500 kids sick at Chinese school built on toxic soil

 500 kids sick at Chinese school built on toxic soil

April 18, 2016
BEIJING (AP) — China's central government said Monday it will investigate a report that close to 500 students became sick with illnesses including cancer at a school built near recently shut chemical plants in eastern China.
State broadcaster CCTV said in a report Sunday that high concentrations of some toxic chemicals may have caused cases of lymphoma and leukemia among students at the Foreign Languages School in the city of Changzhou, about 170 kilometers (105 miles) northwest of Shanghai.

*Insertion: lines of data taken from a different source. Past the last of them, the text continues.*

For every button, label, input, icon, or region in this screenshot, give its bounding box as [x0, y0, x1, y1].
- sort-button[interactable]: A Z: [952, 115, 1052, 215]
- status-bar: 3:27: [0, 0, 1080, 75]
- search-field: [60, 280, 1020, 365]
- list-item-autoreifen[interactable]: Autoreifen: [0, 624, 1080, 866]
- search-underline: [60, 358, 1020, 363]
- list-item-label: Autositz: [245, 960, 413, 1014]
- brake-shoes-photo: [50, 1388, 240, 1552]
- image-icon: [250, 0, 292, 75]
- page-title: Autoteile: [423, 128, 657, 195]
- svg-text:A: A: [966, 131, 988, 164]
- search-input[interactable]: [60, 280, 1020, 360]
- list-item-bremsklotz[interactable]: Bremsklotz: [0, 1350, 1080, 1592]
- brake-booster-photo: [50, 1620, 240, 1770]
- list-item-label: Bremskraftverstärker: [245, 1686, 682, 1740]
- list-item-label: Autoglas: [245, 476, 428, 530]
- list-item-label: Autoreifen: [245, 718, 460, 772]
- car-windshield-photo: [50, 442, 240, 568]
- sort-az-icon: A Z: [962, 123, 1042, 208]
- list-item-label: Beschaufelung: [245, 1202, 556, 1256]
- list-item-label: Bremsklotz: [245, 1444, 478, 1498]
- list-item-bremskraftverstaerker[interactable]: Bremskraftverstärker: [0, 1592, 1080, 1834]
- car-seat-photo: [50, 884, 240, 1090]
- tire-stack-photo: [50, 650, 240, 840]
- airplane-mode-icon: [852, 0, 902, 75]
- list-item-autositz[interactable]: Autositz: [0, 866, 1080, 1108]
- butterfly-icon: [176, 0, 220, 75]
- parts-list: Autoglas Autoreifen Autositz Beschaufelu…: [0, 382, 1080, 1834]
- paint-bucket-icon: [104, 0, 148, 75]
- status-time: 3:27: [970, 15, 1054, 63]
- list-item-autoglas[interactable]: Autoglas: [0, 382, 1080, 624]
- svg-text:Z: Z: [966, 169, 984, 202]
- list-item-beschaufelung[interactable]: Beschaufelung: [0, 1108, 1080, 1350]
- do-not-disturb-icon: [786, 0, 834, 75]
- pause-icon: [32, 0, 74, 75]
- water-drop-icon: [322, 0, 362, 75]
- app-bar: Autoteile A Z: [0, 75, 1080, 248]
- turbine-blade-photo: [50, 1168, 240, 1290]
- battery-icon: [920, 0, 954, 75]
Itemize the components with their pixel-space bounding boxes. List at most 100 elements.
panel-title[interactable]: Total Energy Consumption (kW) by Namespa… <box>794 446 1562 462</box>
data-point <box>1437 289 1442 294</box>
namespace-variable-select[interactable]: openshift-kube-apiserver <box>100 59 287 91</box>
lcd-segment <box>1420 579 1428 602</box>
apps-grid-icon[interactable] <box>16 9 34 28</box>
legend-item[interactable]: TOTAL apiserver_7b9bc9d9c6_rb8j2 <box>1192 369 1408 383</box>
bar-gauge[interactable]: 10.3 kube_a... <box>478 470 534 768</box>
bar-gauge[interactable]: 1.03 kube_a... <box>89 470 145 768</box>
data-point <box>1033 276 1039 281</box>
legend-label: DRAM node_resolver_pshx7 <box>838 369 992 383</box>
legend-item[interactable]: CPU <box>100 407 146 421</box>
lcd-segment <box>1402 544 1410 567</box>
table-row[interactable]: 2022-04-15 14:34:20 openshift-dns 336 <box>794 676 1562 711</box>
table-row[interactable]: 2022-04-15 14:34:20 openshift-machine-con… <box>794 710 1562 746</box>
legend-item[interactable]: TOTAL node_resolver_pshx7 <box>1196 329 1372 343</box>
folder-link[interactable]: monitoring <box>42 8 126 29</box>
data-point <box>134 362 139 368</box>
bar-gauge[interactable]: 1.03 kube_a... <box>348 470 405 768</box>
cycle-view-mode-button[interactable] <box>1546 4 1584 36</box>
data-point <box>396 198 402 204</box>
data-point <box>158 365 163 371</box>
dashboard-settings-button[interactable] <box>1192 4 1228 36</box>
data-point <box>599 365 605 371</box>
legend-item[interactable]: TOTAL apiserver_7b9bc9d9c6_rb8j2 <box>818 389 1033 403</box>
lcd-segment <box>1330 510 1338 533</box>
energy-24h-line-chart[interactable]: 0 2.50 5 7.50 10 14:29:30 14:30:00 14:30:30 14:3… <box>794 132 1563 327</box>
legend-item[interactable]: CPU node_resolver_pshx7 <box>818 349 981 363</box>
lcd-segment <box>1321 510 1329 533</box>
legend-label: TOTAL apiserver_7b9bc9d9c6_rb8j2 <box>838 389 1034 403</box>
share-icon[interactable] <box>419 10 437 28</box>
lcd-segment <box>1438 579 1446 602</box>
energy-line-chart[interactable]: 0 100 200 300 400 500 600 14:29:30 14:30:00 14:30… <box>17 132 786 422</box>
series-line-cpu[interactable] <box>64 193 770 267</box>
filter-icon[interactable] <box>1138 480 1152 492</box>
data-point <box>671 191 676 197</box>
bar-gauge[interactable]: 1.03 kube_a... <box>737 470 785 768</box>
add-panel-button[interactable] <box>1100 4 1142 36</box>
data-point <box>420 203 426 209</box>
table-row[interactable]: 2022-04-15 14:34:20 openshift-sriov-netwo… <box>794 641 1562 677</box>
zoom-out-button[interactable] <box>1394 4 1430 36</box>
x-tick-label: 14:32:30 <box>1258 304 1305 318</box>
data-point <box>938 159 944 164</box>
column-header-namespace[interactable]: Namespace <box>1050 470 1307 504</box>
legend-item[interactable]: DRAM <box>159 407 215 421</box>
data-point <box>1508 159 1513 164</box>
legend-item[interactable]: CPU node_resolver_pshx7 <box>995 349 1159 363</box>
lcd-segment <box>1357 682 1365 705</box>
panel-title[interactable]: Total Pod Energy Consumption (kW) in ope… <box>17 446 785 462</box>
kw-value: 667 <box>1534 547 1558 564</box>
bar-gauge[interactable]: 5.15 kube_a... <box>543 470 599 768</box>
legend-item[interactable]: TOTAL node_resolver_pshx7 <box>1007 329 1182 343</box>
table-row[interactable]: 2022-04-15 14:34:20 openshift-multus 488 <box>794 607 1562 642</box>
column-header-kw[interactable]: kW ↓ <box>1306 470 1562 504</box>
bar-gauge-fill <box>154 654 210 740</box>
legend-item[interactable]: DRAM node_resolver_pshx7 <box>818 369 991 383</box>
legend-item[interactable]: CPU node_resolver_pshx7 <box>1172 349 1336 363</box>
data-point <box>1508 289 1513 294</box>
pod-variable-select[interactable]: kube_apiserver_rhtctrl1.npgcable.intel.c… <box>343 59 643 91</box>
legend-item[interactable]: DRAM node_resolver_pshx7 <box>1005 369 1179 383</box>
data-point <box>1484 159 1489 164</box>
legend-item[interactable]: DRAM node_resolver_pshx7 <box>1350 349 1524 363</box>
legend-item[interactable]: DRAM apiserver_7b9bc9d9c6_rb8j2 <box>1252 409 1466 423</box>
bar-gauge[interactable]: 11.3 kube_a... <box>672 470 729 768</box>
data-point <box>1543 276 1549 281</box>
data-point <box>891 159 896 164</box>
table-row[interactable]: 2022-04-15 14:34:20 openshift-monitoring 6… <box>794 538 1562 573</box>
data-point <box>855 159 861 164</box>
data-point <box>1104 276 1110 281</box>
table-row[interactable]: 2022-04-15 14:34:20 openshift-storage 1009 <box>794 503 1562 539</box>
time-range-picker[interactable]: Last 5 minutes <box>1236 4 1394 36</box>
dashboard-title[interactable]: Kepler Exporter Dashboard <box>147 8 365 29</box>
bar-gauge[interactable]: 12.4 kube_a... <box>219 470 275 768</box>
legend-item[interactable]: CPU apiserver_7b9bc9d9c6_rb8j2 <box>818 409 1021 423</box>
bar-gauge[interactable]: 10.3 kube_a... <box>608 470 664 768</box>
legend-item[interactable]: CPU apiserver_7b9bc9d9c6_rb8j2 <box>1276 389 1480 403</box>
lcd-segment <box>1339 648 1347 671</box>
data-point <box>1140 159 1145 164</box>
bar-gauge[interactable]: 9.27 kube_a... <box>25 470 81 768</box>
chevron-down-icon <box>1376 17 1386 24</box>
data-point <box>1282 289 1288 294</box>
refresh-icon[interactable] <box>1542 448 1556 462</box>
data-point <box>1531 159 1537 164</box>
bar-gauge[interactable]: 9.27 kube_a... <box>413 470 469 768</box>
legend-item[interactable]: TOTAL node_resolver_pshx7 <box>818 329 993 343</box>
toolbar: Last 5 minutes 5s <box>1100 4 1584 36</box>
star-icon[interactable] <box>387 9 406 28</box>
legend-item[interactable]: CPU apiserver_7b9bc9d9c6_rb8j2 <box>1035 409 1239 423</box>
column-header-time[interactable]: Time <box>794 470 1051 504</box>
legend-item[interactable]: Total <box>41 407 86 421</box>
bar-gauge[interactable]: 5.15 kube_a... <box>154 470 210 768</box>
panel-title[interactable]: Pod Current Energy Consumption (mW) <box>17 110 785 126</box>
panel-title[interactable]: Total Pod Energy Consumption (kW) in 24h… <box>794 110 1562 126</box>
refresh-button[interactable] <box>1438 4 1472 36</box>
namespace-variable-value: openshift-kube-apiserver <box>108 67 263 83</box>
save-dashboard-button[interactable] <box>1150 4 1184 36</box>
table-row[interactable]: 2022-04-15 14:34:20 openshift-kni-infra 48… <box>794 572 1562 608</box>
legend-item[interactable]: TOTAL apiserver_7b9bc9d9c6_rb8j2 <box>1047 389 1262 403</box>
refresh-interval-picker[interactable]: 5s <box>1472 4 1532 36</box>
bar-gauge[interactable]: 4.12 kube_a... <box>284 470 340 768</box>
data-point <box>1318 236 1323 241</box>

The Education Ministry said Monday it has sent a team to investigate, while local officials in Jiangsu province said they will re-examine the issue after initially denying any soil quality issues in interviews with CCTV. The broadcaster said school and local officials may have only tested the site for common pollutants but overlooked chemicals and heavy metals involved in pesticide manufacturing next to the school site.
The ministry "attaches the greatest importance" to the reported problems and is committed to "safeguarding students' physical and mental wellbeing," the ministry said on its official microblog.
China has been wracked by public health scares, and countless Chinese took to social media again this week to fume about a case that touched a particularly sensitive subject: children. Last week, hundreds of officials across the country were punished over the sale of faulty children's vaccines.
The case also underscored the severity of China's groundwater pollution — an issue overshadowed by the country's notorious air quality problems — just one week after the Ministry of Water Resources published findings showing that more than 80 percent of water in shallow groundwater wells in China is unfit for human consumption.
The Changzhou school with more than 2,000 students is adjacent to sites once occupied by Changlong, a chemical company that was previously fined by provincial regulators for environmental violations.
CCTV's investigative segment quoted a whistleblower who said workers dumped or buried chemical waste and many employees had contracted skin diseases themselves. One environmental assessment of soil at the site found levels of the toxic chemical chlorobenzene of nearly 95,000 times the national limit, while in another instance, testing was still ongoing as construction of the school began, resulting in "in a classic case of 'build first, assess later,'" CCTV said.
In an apparent effort to pre-empt the report, the school published on its website late Friday the results of two environmental assessments in March showing that the campus met environmental standards.
A statement on the Changzhou city government website also said separate tests conducted last month at the behest of the school and parents showed indoor air quality, soil and groundwater were all up to national standards.
Of the school's 2,451 students, all were in classes except for one on leave, four out sick and five in the process of transferring to a different school. Of 210 teachers, all but three were in school, the statement said.
"We welcome supervision from the media and all walks of life. We will look into the relevant issues raised in the report ... and will make all information available to the public," the statement said.